We turn now to plaintiff’s motion for substitution and defendant’s contention that it was not timely made. Fed.R.Civ.P. 25(a)(1) requires that a motion for substitution for a deceased party be made “not later than 90 days after the death is suggested upon the record by service of a statement of the fact of the death.”' The question presented is whether the mailing of our suspense order to Weg & Myers triggered the running of the 90 day period within which the motion for substitution for the plaintiff should have been filed.

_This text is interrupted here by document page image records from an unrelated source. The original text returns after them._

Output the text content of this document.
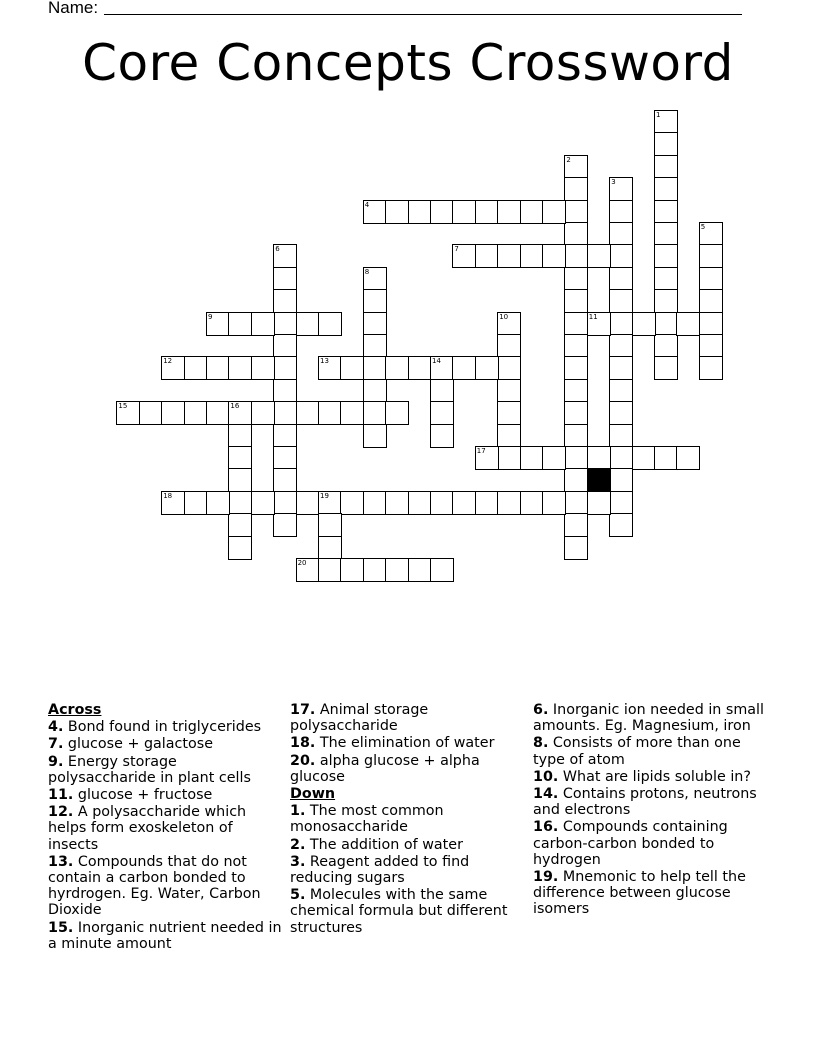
Name:
Core Concepts Crossword
1
2
3
4
5
6	7
8
9	10	11
12	13	14
15	16
17
18	19
20
Across
4. Bond found in triglycerides
7. glucose + galactose
9. Energy storage polysaccharide in plant cells
11. glucose + fructose
12. A polysaccharide which helps form exoskeleton of insects
13. Compounds that do not contain a carbon bonded to hyrdrogen. Eg. Water, Carbon Dioxide
15. Inorganic nutrient needed in a minute amount
17. Animal storage polysaccharide
18. The elimination of water
20. alpha glucose + alpha glucose
Down
1. The most common monosaccharide
2. The addition of water
3. Reagent added to find reducing sugars
5. Molecules with the same chemical formula but different structures
6. Inorganic ion needed in small amounts. Eg. Magnesium, iron
8. Consists of more than one type of atom
10. What are lipids soluble in?
14. Contains protons, neutrons and electrons
16. Compounds containing carbon-carbon bonded to hydrogen
19. Mnemonic to help tell the difference between glucose isomers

Citing Jones v. Siegfried Construction Co. (W.D.N.Y.1984) 105 F.R.D. 491 aff'd (2d Cir.1986) 792 F.2d 136, defendants contend that it hád such an effect, and because the motion for substitution was not filed until more than a year later, the motion should be denied and the action dismissed. Showky, the would-be plaintiff, citing Rende v. Kay (D.C.Cir.1969) 415 F.2d 983, Yonofsky v. Wernick (S.D.N.Y.1973) 362 F.Supp. 1005, and In re Klein (E.D.N.Y.Bank.1984) 36 B.R. 390, argues that our suspense order did not trigger the running of the 90 days because it did not substantially conform to Form 30 of the Appendix of Forms to the Federal Rules and because it was served by the court rather than by a party or the successor or representative of the deceased party.

We find that the mailing of our suspense order to Weg & Myers did not constitute service upon a party or non-party, and therefore did not trigger the running of the ninety day period. Rule 25 plainly requires that the statement of the fact of death be served upon parties and persons not parties. Fed.R.Civ.P. 25(a)(1). It would appear, therefore, that a statement of the fact of death must first be served upon a party or non-party before it can operate to limit the time within which that party or non-party must file a motion for substitution. Upon Samir’s death, Weg & Myers of course no longer represented him, and the mailing of the suspense order to Weg & Myers therefore could not possibly have constituted service upon a party. Nor could it have constituted service upon Showky, who had not yet been appointed administrator of Mrs. Kaldawy’s estate and therefore could not have retained Weg & Myers to represent him in that capacity. In light of the foregoing, we conclude that Showky’s motion was timely.

The result of our ruling is that it is impossible to effectively serve a notice of the death of a party until a representative has been appointed, a contingency which, the defendants contend, is beyond the control of a surviving party. They argue that our ruling would require surviving parties to tolerate delay in the institution of proceedings to appoint a representative for a deceased party, no matter how lengthy or inexplicable. This contention is erroneous. Most, if not all, states by statute authorize a surviving party in a litigation to petition for the appointment of an administrator or executor for the estate of a deceased adversary.1 Therefore, should a survivor so desire, it may itself effect the appointment of a representative whose time for substitution it may then limit by serving upon such representative a notice of the fact of the death.

CONCLUSION

Defendants’ motion to dismiss is denied, and the motion of Showky Kaldawy to be substituted for the deceased plaintiff is granted.

SO ORDERED.

. For example, in New York, the Surrogate’s Court Procedure Act expressly authorizes a surviving party to petition for the appointment of an executor or administrator for the estate of a deceased adversary. See N.Y.Surr.Ct.Proc. Act §§ 1002(1), 1402(1)(c) (McKinney’s 1990).